Néanmoins, ces intentions louables qui, nous le verrons,
relèvent, du moins dans le texte du projet de loi, surtout de
l'incantation ne font que confirmer si, néanmoins il en était
besoin, le bien-fondé des nombreuses initiatives prises d'ores et
déjà en ce sens par l'Etat, les collectivités
territoriales ou les associations.
A. DES PRATIQUES SPORTIVES ET CULTURELLES MARQUÉES PAR DE NOMBREUSES DISPARITÉS
En
dépit d'un effort de démocratisation, les pratiques culturelles
et sportives, et de manière plus générale l'accès
aux loisirs, demeurent encore marqués par de fortes disparités
sociales.
• Les enquêtes réalisées par les services du
ministère de la culture soulignent qu'aujourd'hui encore les pratiques
culturelles des français traduisent de fortes disparités sociales.
Bien que les pratiques culturelles se soient au cours des vingt
dernières années profondément renouvelées, les
obstacles à la diffusion des formes les plus classiques de la culture
demeurent.
Ainsi, l'augmentation de l'écoute musicale et audiovisuelle,
conséquence de la généralisation de l'équipement
des ménages en ce domaine, n'a pas été accompagnée
d'un développement des sorties culturelles traditionnelles
(théâtre, concert, musée). Cette constatation qui
ressortait de l'étude réalisée sur la période
1973-1989 semble devoir être confirmée par les résultats de
la dernière enquête menée par le ministère.
Celle-ci fait apparaître, en effet, que les pratiques culturelles mettant
en relation le public et l'oeuvre d'art restent l'apanage d'un petit nombre.
Alors que les dépenses culturelles des ménages augmentent de
15 % chaque année, 83 % des Français ne sont jamais
allés à l'opéra, 55 % au théâtre et
71 % n'ont jamais assisté à un concert de musique classique.

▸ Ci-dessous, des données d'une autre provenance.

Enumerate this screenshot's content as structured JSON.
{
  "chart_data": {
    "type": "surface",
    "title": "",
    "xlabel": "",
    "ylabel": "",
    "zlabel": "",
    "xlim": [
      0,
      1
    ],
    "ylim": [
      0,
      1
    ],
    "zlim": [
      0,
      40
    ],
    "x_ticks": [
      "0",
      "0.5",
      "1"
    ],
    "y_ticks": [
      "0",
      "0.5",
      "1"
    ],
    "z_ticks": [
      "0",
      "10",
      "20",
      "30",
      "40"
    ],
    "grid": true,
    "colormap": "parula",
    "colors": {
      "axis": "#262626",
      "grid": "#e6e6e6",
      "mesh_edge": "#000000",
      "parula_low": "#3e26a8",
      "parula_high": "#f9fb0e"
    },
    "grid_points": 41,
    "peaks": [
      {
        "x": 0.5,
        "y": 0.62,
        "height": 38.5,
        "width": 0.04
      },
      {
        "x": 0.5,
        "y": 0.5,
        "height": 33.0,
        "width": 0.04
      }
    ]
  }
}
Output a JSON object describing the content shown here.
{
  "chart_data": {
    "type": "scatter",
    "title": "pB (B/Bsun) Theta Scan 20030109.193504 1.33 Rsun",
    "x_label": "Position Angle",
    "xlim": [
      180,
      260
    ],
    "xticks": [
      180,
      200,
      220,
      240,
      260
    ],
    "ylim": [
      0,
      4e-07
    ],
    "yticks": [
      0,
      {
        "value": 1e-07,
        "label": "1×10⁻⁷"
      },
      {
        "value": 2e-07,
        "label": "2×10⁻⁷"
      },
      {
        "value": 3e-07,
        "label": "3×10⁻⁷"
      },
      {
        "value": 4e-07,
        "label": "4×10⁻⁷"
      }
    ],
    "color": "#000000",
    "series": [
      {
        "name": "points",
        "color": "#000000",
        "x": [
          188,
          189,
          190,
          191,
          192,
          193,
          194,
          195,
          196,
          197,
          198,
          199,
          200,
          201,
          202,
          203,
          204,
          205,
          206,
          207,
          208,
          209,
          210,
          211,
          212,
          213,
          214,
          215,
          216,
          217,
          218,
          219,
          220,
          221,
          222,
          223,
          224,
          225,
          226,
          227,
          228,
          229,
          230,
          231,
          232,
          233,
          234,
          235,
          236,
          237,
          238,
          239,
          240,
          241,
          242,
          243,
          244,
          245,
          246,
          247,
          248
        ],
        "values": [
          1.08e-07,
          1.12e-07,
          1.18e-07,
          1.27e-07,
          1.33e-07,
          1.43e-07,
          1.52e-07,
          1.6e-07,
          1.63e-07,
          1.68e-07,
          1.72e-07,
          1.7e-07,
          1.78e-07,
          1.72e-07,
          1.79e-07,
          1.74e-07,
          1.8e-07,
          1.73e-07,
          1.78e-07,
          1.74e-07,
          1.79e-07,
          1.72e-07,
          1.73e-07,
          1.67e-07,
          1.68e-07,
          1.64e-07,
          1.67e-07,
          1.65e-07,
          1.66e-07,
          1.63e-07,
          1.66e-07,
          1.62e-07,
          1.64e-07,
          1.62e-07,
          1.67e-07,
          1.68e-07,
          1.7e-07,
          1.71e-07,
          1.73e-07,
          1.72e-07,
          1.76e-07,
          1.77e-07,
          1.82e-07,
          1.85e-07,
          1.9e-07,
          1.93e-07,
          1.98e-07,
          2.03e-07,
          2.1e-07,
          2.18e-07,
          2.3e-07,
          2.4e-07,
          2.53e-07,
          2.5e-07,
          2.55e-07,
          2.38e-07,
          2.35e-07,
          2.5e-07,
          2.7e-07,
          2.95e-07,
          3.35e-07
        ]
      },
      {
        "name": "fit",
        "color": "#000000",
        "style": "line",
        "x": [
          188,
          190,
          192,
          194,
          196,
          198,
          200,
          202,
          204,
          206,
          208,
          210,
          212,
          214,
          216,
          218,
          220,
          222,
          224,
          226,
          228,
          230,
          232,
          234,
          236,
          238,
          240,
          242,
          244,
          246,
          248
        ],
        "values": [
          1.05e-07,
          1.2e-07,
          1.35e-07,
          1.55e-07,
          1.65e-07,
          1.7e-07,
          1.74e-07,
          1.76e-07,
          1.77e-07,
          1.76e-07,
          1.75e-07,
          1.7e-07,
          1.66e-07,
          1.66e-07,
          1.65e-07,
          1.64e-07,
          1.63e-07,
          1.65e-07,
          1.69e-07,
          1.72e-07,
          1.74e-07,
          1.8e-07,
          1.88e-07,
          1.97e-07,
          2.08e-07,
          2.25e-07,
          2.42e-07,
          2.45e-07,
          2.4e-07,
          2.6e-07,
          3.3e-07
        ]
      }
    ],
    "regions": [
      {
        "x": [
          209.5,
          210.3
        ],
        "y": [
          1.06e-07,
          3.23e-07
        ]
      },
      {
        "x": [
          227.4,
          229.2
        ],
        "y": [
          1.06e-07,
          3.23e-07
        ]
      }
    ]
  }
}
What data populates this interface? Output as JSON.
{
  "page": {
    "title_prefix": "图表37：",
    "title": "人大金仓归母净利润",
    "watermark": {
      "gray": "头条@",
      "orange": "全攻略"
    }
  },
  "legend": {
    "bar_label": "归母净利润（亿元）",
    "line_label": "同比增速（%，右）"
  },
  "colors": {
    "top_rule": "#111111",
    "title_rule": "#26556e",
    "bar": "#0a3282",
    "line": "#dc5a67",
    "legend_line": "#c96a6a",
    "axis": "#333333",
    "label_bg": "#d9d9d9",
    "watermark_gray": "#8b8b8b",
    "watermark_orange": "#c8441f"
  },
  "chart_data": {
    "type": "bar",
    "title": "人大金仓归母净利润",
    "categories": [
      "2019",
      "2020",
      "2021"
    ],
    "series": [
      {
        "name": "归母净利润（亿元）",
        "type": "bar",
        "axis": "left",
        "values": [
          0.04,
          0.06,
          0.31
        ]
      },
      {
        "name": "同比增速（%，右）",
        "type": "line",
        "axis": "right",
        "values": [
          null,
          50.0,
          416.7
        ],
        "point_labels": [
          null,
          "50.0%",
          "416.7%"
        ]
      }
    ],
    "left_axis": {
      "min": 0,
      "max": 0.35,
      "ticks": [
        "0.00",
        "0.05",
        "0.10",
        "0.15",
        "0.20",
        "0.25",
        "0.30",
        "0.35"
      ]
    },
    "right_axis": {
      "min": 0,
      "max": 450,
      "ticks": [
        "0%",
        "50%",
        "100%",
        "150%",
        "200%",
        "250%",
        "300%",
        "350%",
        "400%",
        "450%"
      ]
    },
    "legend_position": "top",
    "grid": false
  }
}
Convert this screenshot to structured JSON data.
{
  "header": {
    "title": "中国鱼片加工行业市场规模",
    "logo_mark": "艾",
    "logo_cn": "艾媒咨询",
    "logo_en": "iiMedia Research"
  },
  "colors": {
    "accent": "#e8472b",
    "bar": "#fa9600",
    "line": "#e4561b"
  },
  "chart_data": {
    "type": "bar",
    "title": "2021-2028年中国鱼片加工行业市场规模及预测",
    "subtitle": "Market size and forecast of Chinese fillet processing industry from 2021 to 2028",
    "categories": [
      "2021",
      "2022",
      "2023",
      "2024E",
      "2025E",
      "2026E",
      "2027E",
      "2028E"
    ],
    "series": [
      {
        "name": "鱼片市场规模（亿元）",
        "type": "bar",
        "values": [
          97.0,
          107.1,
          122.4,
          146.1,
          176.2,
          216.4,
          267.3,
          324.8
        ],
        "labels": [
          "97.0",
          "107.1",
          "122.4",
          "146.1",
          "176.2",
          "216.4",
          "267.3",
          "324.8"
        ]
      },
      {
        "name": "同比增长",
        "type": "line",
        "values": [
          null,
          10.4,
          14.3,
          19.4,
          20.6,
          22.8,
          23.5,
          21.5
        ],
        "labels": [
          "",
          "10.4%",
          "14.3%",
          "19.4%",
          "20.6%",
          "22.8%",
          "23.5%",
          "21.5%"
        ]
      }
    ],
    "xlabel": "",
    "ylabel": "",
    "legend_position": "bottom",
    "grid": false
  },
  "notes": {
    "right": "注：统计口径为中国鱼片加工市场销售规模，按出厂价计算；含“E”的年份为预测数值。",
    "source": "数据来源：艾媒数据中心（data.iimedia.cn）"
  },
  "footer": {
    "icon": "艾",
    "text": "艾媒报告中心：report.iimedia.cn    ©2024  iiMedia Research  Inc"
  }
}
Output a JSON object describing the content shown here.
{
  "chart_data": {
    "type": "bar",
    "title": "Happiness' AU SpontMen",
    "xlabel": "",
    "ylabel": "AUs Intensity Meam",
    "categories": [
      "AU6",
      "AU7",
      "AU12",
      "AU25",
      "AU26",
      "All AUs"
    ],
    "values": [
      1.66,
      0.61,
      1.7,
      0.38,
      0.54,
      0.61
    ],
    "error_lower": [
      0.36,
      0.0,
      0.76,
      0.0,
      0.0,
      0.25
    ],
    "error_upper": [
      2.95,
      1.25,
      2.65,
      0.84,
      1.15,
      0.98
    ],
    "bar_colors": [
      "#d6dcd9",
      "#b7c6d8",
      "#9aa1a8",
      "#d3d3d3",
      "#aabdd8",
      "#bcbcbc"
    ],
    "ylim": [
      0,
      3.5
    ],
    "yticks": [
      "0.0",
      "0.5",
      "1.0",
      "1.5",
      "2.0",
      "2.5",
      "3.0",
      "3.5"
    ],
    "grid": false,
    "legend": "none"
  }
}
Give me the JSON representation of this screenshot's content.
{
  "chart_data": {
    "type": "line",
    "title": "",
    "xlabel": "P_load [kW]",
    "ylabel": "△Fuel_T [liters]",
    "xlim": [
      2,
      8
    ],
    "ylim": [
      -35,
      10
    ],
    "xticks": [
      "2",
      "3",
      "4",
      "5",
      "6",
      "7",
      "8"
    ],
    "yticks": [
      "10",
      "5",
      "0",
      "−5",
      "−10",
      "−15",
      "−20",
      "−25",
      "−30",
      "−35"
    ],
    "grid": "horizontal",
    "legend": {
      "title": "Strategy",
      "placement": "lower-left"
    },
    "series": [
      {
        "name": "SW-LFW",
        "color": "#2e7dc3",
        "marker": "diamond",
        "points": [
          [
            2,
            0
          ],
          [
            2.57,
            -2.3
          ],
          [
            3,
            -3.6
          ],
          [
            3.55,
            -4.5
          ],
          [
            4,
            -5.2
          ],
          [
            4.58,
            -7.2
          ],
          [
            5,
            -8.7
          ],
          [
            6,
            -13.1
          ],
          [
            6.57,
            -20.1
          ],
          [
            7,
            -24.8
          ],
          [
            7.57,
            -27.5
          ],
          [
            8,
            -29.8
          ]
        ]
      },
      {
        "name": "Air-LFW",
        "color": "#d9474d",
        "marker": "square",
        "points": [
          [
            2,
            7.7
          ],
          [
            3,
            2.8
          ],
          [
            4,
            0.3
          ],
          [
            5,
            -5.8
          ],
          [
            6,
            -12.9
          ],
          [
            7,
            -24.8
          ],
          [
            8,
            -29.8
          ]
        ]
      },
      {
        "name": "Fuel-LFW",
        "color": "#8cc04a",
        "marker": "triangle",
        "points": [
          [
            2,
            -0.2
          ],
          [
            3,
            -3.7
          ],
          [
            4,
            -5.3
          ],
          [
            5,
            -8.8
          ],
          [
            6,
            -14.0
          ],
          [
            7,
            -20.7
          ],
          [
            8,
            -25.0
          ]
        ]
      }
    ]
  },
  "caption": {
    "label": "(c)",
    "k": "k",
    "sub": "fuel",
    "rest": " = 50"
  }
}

• Ces disparités se retrouvent également dans
l'accès aux activités sportives.
En dépit d'un mouvement de généralisation qui s'affirme
depuis une vingtaine d'années, mais qui a marqué le pas au cours
des dernières années, la pratique sportive demeure fortement
liée au niveau des revenus et à l'appartenance à une
catégorie socio-professionnelle.
Ainsi, si le taux de pratique sportive atteint 94,1 % pour les personnes
disposant d'un revenu supérieur à 36.000 francs par mois, il
n'est que de 50 % pour celles dont le revenu est inférieur à
5.000 francs par mois.
Par ailleurs, la pratique sportive demeure encore très marquée
par l'origine socio-économique : alors que les membres des familles
de cadres supérieurs sont environ 60 % à déclarer
pratiquer une activité sportive, ce taux descend à moins de
50 % chez les employés et à 40 % dans les familles
ouvrières.
Ces disparités qui s'expliquent pour des motifs sociologiques sont
également liées à des raisons financières. En
effet, la pratique d'un sport, notamment dans le cadre des
fédérations et des clubs, est souvent entravée, notamment
pour les jeunes des milieux défavorisés par les coûts
liés aux frais d'inscription ou par les tarifs demandés pour
l'accès aux équipements sportifs.
• De telles différences se retrouvent également dans
l'accès aux loisirs et plus particulièrement aux vacances. Il
importe de rappeler que 40 % des Français ne partent pas en
vacances, cette réalité étant souvent occultée par
une image faussée de notre société qui serait de plus en
plus axée sur les loisirs.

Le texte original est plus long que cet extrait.